Method 5: Limit change in Difficulty to indirectly limit timestamps

You can put symmetrical limits on difficulty changes from the previous block. There's no reason to do this, but I wanted to mention it. I think it's not hardly different than method 6. This is what MANY coins should have used instead of copying Digishield's POW limits that are useless and cause harm if you try to make Digishiled respond faster. This allows the algorithm to change as fast as it can in the presence of a specified-size hash attack starting or stopping, but not faster.

D = calculated D for next block to be considered for limiting
X = 10 # max expected size of "hash attacks" as multiple of bash hash rate
limit = X^(3/N) # 3 for WHM and EMA.  Use 2 for SMA
if ( D > prev_D*limit) { D=prev_D*limit }
if ( D > prev_D/limit) { D=prev_D/limit }

Or it can be made to act as if method 6 timestamp limits are in place.

limit = 1+max_allowed_solvetime/N
if ( D > prev_D*limit) { D=prev_D*limit }
if ( D > prev_D/limit) { D=prev_D/limit }

Method 6: Limit timestamps from previous timestamp

This is the best method if the future time limit determined by median of nodes is not reduced as described at very top.

When a bad timestamp comes through, it can be allowed it to "do its damage" with almost no problem as long as negative solvetimes are allowed. If a forward time is used to try to lower difficulty, the next accurate timestamp that comes through will erase its effect completely in all algorithms. And vice versa if a bad reverse timestamp comes in. Monero clones may allow a 24xT forward time to come in and if the algo uses N=24, then difficulty can be cut to 1/4 in the next blockwhen using the low N's I recommend for T=600 second coins. It can even throw a negative in EMA-Z A limit of 8xT as max solvetime after previous timestamp did not hurt performance much (see chart below). If the limits are not symmetrical, an exploit is possible. If you're using an SMA or Digi v3 for some reason, keep in mind the effects are reversed when the bad timestamp leaves out the back of the window.

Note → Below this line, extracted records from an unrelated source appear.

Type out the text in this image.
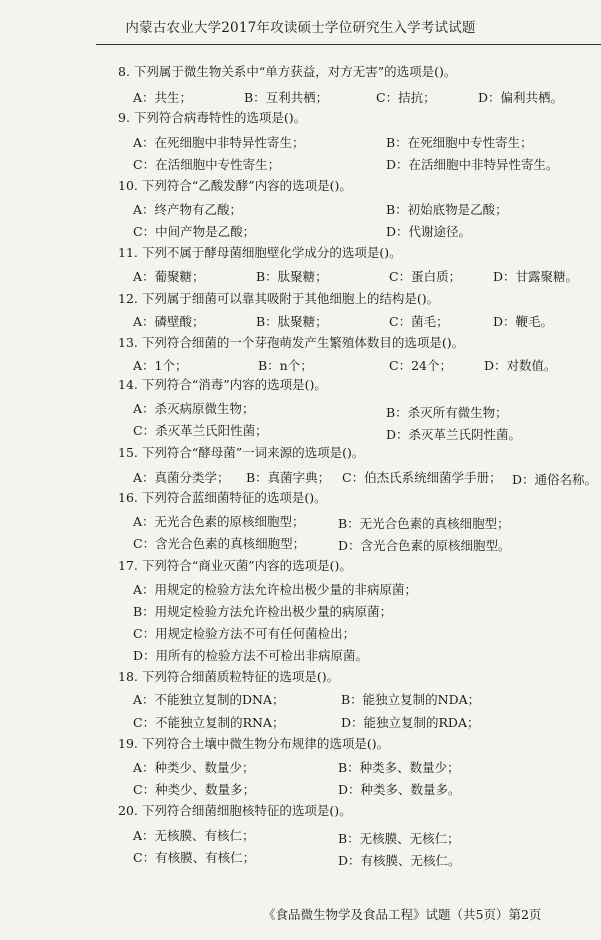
内蒙古农业大学2017年攻读硕士学位研究生入学考试试题
8. 下列属于微生物关系中“单方获益，对方无害”的选项是()。
A：共生；	B：互利共栖；	C：拮抗；	D：偏利共栖。
9. 下列符合病毒特性的选项是()。
A：在死细胞中非特异性寄生；	B：在死细胞中专性寄生；
C：在活细胞中专性寄生；	D：在活细胞中非特异性寄生。
10. 下列符合“乙酸发酵”内容的选项是()。
A：终产物有乙酸；	B：初始底物是乙酸；
C：中间产物是乙酸；	D：代谢途径。
11. 下列不属于酵母菌细胞壁化学成分的选项是()。
A：葡聚糖；	B：肽聚糖；	C：蛋白质；	D：甘露聚糖。
12. 下列属于细菌可以靠其吸附于其他细胞上的结构是()。
A：磷壁酸；	B：肽聚糖；	C：菌毛；	D：鞭毛。
13. 下列符合细菌的一个芽孢萌发产生繁殖体数目的选项是()。
A：1个；	B：n个；	C：24个；	D：对数值。
14. 下列符合“消毒”内容的选项是()。
A：杀灭病原微生物；	B：杀灭所有微生物；
C：杀灭革兰氏阳性菌；	D：杀灭革兰氏阴性菌。
15. 下列符合“酵母菌”一词来源的选项是()。
A：真菌分类学； B：真菌字典； C：伯杰氏系统细菌学手册； D：通俗名称。
16. 下列符合蓝细菌特征的选项是()。
A：无光合色素的原核细胞型；	B：无光合色素的真核细胞型；
C：含光合色素的真核细胞型；	D：含光合色素的原核细胞型。
17. 下列符合“商业灭菌”内容的选项是()。
A：用规定的检验方法允许检出极少量的非病原菌；
B：用规定检验方法允许检出极少量的病原菌；
C：用规定检验方法不可有任何菌检出；
D：用所有的检验方法不可检出非病原菌。
18. 下列符合细菌质粒特征的选项是()。
A：不能独立复制的DNA；	B：能独立复制的NDA；
C：不能独立复制的RNA；	D：能独立复制的RDA；
19. 下列符合土壤中微生物分布规律的选项是()。
A：种类少、数量少；	B：种类多、数量少；
C：种类少、数量多；	D：种类多、数量多。
20. 下列符合细菌细胞核特征的选项是()。
A：无核膜、有核仁；	B：无核膜、无核仁；
C：有核膜、有核仁；	D：有核膜、无核仁。
《食品微生物学及食品工程》试题（共5页）第2页
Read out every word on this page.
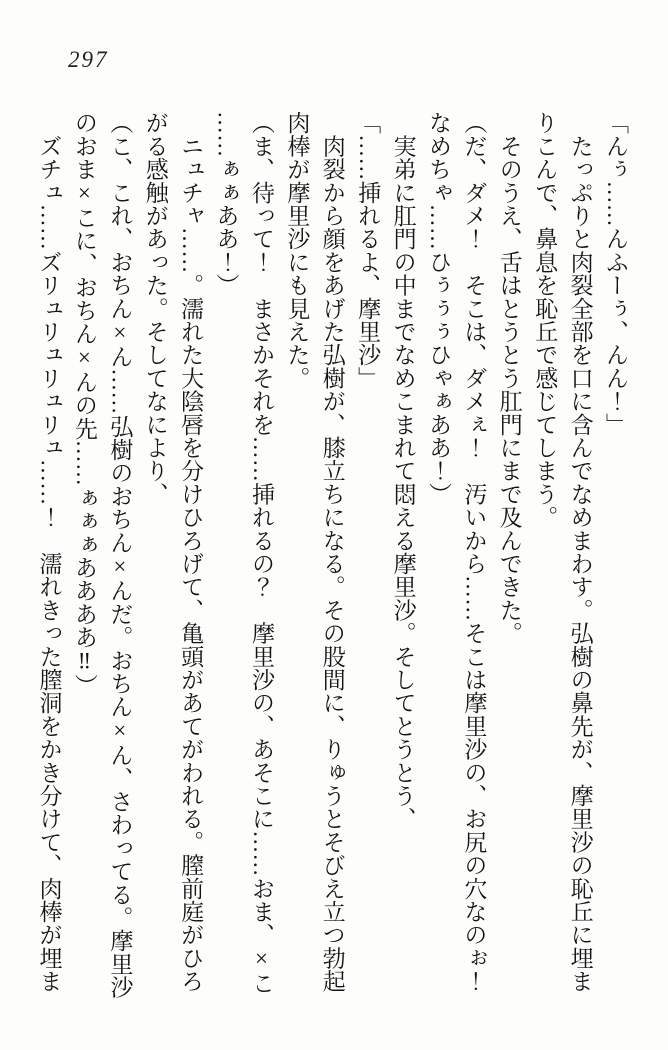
297
「んぅ……んふーぅ、んん！」
　たっぷりと肉裂全部を口に含んでなめまわす。弘樹の鼻先が、摩里沙の恥丘に埋ま
りこんで、鼻息を恥丘で感じてしまう。
　そのうえ、舌はとうとう肛門にまで及んできた。
（だ、ダメ！　そこは、ダメぇ！　汚いから……そこは摩里沙の、お尻の穴なのぉ！
なめちゃ……ひぅぅぅひゃぁああ！）
　実弟に肛門の中までなめこまれて悶える摩里沙。そしてとうとう、
「……挿れるよ、摩里沙」
　肉裂から顔をあげた弘樹が、膝立ちになる。その股間に、りゅうとそびえ立つ勃起
肉棒が摩里沙にも見えた。
（ま、待って！　まさかそれを……挿れるの？　摩里沙の、あそこに……おま、×こ
……ぁぁああ！）
　ニュチャ……。濡れた大陰唇を分けひろげて、亀頭があてがわれる。膣前庭がひろ
がる感触があった。そしてなにより、
（こ、これ、おちん×ん……弘樹のおちん×んだ。おちん×ん、さわってる。摩里沙
のおま×こに、おちん×んの先……ぁぁぁああああ‼）
　ズチュ……ズリュリュリュリュ……！　濡れきった膣洞をかき分けて、肉棒が埋ま
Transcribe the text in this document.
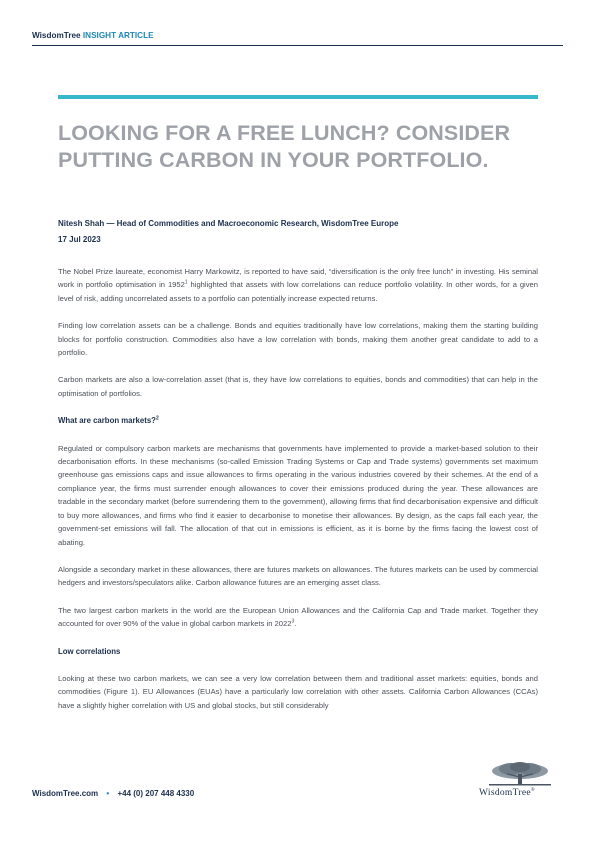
WisdomTree INSIGHT ARTICLE
LOOKING FOR A FREE LUNCH? CONSIDER PUTTING CARBON IN YOUR PORTFOLIO.
Nitesh Shah — Head of Commodities and Macroeconomic Research, WisdomTree Europe
17 Jul 2023

The Nobel Prize laureate, economist Harry Markowitz, is reported to have said, “diversification is the only free lunch” in investing. His seminal work in portfolio optimisation in 1952$^1$ highlighted that assets with low correlations can reduce portfolio volatility. In other words, for a given level of risk, adding uncorrelated assets to a portfolio can potentially increase expected returns.

Finding low correlation assets can be a challenge. Bonds and equities traditionally have low correlations, making them the starting building blocks for portfolio construction. Commodities also have a low correlation with bonds, making them another great candidate to add to a portfolio.

Carbon markets are also a low-correlation asset (that is, they have low correlations to equities, bonds and commodities) that can help in the optimisation of portfolios.

What are carbon markets?$^2$

Regulated or compulsory carbon markets are mechanisms that governments have implemented to provide a market-based solution to their decarbonisation efforts. In these mechanisms (so-called Emission Trading Systems or Cap and Trade systems) governments set maximum greenhouse gas emissions caps and issue allowances to firms operating in the various industries covered by their schemes. At the end of a compliance year, the firms must surrender enough allowances to cover their emissions produced during the year. These allowances are tradable in the secondary market (before surrendering them to the government), allowing firms that find decarbonisation expensive and difficult to buy more allowances, and firms who find it easier to decarbonise to monetise their allowances. By design, as the caps fall each year, the government-set emissions will fall. The allocation of that cut in emissions is efficient, as it is borne by the firms facing the lowest cost of abating.

Alongside a secondary market in these allowances, there are futures markets on allowances. The futures markets can be used by commercial hedgers and investors/speculators alike. Carbon allowance futures are an emerging asset class.

The two largest carbon markets in the world are the European Union Allowances and the California Cap and Trade market. Together they accounted for over 90% of the value in global carbon markets in 2022$^3$.

Low correlations

Looking at these two carbon markets, we can see a very low correlation between them and traditional asset markets: equities, bonds and commodities (Figure 1). EU Allowances (EUAs) have a particularly low correlation with other assets. California Carbon Allowances (CCAs) have a slightly higher correlation with US and global stocks, but still considerably

WisdomTree.com • +44 (0) 207 448 4330	WisdomTree®
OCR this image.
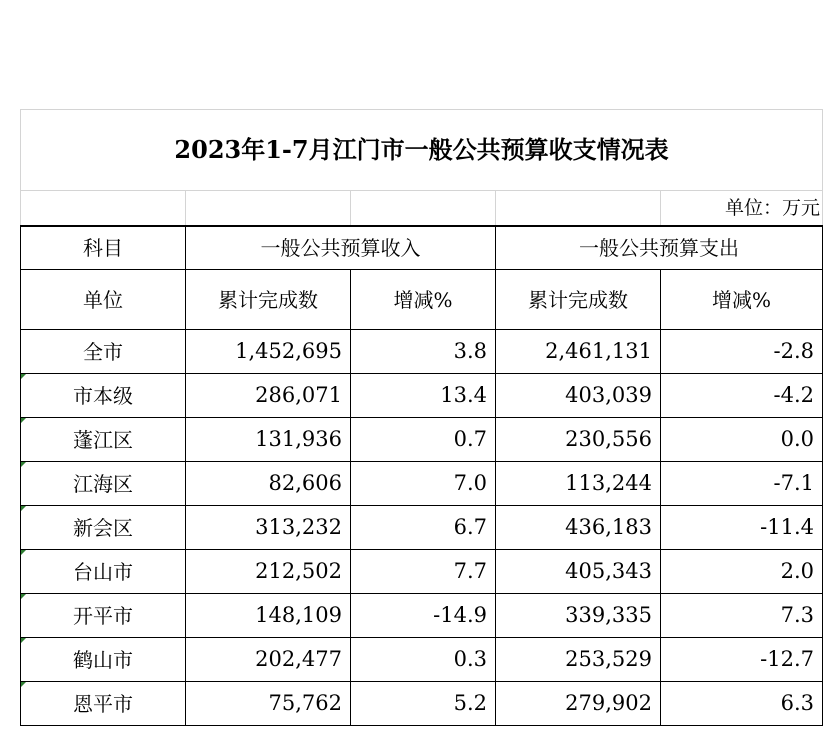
2023年1-7月江门市一般公共预算收支情况表				
				单位：万元
科目	一般公共预算收入		一般公共预算支出	
单位	累计完成数	增减%	累计完成数	增减%
全市	1,452,695	3.8	2,461,131	-2.8

市本级	286,071	13.4	403,039	-4.2

蓬江区	131,936	0.7	230,556	0.0

江海区	82,606	7.0	113,244	-7.1

新会区	313,232	6.7	436,183	-11.4

台山市	212,502	7.7	405,343	2.0

开平市	148,109	-14.9	339,335	7.3

鹤山市	202,477	0.3	253,529	-12.7

恩平市	75,762	5.2	279,902	6.3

    if ST > 6*T then ST=6*T
    if ST < -5*T then ST= -5*T

Limiting the solvetime makes D slower to drop if there is a big decrease in hashrate. The plots below show what happens without and then with the 8xT limit when hashrate drops to 1/50th with the EMA-Z. This shows performance is not hurt much.

_ts_limit1

This shows the benefit in a live coin of allowing the negative solvetimes. Graft was using method 3, which is the second best method.

image

Perfect clock = mining not needed

If there was good real-time clock such as all nodes keeping a good universal time, we could theoretically make the network synchronous like a computer relying on a clock pulse and do away with consensus. Synchronous networks do not have FLP or Byzantine problems because there is no need for consensus. In short, every node would have a good universal clock accurate to within a few seconds, and there would be an agreed-upon clock cycle with an "on time" when new transactions are accepted by nodes, and an "off time" to wait for all nodes to get and validate all transactions. It takes about a minute for 0.5 MB blocks to propagate to 90% of nodes, so the off time might need to be 5 minutes. All nodes would accept all valid transactions within the window, but they have to each independently determine what the acceptable window is by their independent but accurate clock (independent so they all do not all use the same source for time which would be an attack-able 3rd party). Then transactions would be sorted into a block and hashed like a regular block chain. Nodes do not theoretically need to ask other nodes anything. They just share transactions. There are hairy details (such as straggling transactions on the edges of the "on window" and re-syncing to get the right block chain when rejoining the network) that would require some asking of other nodes which is the beginning of trusted peers or consensus that only POW has solved. But CPUs work without consensus and with "large" (nanosecond) delays. To what extent are nodes not like a disparate groups of transistors on a CPU waiting on electrons (transactions) to arrive? Nodes going online and dropping out is like only some of the transistors turning off and on, so the analogy even works to show the problems.